Madelyn set her teeth and managed a smile. ‘One becomes used to it. And Father had numerous guests to stay.’ All male, of course, virtually all middle aged or elderly and equally obsessed with the Middle Ages. Probably society ladies in London would consider her eccentric, too, and would not care to be friends, but at least she would not be tied to these walls, however much she loved them. And one day there will be children, she told herself. She clung to that hope even as butterflies swarmed in her stomach at the thought of venturing into the world outside or to trusting herself to this stranger with the intelligent eyes and the lips that touched hers with the promise of intimacies that frightened her.
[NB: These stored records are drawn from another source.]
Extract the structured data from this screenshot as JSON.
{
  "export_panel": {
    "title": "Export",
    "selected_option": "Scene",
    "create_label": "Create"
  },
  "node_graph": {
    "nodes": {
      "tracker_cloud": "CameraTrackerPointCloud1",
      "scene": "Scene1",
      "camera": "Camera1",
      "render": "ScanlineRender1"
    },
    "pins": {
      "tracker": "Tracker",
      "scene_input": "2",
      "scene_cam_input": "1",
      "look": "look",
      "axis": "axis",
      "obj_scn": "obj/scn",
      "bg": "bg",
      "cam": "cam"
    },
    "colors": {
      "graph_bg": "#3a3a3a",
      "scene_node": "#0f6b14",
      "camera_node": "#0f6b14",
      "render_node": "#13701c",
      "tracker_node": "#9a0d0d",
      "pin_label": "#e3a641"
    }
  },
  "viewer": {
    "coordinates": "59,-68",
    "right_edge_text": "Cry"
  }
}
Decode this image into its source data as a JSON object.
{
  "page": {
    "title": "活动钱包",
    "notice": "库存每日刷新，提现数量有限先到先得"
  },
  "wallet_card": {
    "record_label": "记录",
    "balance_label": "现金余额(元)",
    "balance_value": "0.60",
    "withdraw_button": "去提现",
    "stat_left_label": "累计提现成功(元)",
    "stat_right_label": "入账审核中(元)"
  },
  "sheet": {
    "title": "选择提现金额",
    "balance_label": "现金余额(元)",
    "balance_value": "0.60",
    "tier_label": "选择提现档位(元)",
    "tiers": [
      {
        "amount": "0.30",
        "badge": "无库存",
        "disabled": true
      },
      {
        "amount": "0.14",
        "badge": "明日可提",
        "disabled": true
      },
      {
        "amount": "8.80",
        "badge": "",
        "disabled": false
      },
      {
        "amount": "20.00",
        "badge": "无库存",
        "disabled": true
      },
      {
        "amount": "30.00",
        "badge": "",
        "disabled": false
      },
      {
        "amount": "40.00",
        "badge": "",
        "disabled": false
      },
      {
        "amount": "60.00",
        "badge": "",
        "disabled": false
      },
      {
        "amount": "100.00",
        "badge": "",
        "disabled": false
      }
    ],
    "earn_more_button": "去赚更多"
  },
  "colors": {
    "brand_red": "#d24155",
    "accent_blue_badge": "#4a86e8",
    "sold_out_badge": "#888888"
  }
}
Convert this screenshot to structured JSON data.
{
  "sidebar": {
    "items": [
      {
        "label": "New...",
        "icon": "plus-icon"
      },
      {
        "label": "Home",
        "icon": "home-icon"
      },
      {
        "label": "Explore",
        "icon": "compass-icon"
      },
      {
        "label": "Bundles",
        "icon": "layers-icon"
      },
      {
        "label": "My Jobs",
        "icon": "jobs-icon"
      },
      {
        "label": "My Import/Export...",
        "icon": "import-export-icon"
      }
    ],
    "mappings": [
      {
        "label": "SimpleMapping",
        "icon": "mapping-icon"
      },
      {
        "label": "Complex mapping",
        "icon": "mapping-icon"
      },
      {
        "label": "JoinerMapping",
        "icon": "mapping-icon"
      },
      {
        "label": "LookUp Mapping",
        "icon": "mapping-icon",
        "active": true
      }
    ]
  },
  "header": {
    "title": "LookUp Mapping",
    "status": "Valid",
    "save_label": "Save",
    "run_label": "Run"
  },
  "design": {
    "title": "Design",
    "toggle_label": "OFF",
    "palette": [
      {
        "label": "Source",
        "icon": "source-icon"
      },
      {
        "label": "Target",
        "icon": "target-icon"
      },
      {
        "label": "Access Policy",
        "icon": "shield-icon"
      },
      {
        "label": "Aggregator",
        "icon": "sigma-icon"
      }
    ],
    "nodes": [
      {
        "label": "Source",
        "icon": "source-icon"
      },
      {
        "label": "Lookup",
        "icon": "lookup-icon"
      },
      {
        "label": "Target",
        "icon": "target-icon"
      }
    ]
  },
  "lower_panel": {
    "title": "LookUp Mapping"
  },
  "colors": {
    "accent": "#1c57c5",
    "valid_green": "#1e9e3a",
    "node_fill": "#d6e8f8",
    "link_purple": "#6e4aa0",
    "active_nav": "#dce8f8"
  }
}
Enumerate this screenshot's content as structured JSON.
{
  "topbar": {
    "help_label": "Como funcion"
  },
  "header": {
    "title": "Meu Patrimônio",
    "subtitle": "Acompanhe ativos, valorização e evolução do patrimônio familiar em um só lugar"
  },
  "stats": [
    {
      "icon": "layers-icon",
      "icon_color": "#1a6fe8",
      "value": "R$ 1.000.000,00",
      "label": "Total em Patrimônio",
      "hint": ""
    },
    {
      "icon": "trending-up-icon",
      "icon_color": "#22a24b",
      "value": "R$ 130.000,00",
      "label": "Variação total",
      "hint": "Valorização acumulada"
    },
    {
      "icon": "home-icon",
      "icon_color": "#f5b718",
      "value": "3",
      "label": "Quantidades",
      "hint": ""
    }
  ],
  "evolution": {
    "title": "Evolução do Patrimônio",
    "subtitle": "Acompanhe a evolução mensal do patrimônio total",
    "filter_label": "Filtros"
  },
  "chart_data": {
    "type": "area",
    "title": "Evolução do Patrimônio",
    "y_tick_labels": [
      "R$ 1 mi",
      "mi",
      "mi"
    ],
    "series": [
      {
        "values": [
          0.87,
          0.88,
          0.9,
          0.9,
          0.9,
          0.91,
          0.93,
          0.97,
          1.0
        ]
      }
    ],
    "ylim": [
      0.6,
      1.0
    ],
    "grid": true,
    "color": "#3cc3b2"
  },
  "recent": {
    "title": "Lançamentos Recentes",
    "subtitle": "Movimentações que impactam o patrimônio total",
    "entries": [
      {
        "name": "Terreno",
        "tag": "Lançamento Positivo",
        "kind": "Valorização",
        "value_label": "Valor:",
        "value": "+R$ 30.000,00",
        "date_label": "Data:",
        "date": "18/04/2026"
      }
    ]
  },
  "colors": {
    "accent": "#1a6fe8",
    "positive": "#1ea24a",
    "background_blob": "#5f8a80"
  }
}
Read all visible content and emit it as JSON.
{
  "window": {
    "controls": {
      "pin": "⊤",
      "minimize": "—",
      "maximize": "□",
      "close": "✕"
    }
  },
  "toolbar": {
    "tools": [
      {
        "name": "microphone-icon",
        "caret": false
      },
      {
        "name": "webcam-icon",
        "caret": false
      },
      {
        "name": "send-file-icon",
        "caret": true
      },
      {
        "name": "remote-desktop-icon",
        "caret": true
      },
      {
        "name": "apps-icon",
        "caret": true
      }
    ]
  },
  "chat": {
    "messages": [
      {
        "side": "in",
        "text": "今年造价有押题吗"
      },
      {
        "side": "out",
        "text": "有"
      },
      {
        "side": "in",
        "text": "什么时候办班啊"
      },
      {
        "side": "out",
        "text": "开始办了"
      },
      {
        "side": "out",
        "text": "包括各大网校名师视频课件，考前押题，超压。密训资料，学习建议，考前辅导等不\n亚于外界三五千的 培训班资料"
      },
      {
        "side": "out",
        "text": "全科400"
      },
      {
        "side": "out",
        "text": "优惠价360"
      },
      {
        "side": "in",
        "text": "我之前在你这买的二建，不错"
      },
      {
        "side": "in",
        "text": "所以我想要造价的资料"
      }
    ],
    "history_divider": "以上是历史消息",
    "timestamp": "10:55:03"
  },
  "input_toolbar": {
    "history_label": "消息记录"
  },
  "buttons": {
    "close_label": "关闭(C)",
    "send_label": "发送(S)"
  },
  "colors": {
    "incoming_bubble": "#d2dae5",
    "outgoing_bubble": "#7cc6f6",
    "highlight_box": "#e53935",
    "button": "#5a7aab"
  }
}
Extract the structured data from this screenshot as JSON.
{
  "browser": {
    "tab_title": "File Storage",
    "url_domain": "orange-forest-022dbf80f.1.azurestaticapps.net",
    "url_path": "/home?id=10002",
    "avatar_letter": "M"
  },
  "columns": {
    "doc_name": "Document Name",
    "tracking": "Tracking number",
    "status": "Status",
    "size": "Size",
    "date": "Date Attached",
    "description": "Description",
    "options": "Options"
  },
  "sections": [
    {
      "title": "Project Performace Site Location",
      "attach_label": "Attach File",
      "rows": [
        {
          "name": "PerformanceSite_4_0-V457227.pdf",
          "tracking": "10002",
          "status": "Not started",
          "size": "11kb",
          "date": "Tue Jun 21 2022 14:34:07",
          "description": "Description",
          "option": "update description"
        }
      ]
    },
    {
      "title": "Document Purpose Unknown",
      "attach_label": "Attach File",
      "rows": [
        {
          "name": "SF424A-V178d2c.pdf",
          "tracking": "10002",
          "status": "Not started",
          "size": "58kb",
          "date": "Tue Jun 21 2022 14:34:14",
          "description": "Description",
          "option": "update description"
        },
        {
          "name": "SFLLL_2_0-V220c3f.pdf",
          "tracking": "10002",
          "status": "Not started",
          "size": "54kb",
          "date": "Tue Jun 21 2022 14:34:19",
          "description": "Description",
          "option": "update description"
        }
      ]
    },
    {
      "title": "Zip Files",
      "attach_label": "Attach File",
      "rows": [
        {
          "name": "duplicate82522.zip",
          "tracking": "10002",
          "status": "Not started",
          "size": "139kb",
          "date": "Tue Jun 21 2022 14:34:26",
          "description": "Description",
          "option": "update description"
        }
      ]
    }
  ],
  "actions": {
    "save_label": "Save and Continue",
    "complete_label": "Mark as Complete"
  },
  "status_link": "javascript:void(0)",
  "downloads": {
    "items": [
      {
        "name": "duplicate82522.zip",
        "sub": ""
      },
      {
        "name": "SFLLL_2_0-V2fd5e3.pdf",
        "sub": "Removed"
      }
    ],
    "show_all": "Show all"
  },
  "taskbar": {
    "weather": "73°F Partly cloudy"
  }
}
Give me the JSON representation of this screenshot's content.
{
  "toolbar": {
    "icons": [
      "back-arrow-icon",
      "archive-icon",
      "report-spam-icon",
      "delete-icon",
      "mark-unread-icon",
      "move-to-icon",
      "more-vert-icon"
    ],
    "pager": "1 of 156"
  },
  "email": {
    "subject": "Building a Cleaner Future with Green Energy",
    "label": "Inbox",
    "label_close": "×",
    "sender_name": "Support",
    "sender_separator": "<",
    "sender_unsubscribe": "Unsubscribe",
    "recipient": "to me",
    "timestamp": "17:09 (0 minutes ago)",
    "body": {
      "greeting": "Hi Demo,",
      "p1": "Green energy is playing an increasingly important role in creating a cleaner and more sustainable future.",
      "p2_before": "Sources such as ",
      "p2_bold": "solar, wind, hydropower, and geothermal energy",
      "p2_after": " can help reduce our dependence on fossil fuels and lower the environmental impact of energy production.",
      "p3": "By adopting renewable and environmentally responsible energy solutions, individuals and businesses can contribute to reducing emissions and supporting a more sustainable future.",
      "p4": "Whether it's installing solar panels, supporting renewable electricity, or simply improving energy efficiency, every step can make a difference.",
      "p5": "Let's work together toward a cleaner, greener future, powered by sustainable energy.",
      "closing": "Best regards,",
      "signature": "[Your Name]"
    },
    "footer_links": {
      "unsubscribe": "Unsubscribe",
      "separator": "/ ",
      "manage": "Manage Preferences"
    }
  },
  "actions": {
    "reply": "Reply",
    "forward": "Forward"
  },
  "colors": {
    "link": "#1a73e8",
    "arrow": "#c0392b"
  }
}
At last the groom led his horse into the courtyard and she had something safe to talk about. ‘What a lovely animal.’

‘Thank you. His name is Altair. He is Irish and has great stamina. Do you ride?’

‘Yes. I have a palfrey.’ He looked surprised by her choice of word. ‘She has an ambling gait, if you understand the term. They are rare nowadays, of course.’

‘I would be interested to see it. But does that mean you do not ride with a modern lady’s saddle?’

She nodded. ‘I suppose that is something else I must learn.’

‘Or you would attract a great deal of interest in Hyde Park. I believe the medieval side saddle involves sitting with your feet on a board?’

He surprised a laugh from her. ‘In the Middle Ages most women rode pillion or they rode as I do, astride.’

‘Not in Hyde Park you do not!’ The groom looked over and Jack dropped his voice. ‘Or anywhere else you might be seen. I will teach you to ride side saddle after we are married.’

‘Thank you.’ She suspected that would be far more limiting than she was used to and riding, along with her garden, was her great freedom, her escape. ‘But Catherine the Great of Russia rode astride, I believe.’

‘Catherine the Great did a number of things I would be alarmed to see my wife doing,’ he said. There was something in his voice that made her think that most of those things were thoroughly shocking and he had no intention of telling her about them. She would find a book and discover for herself.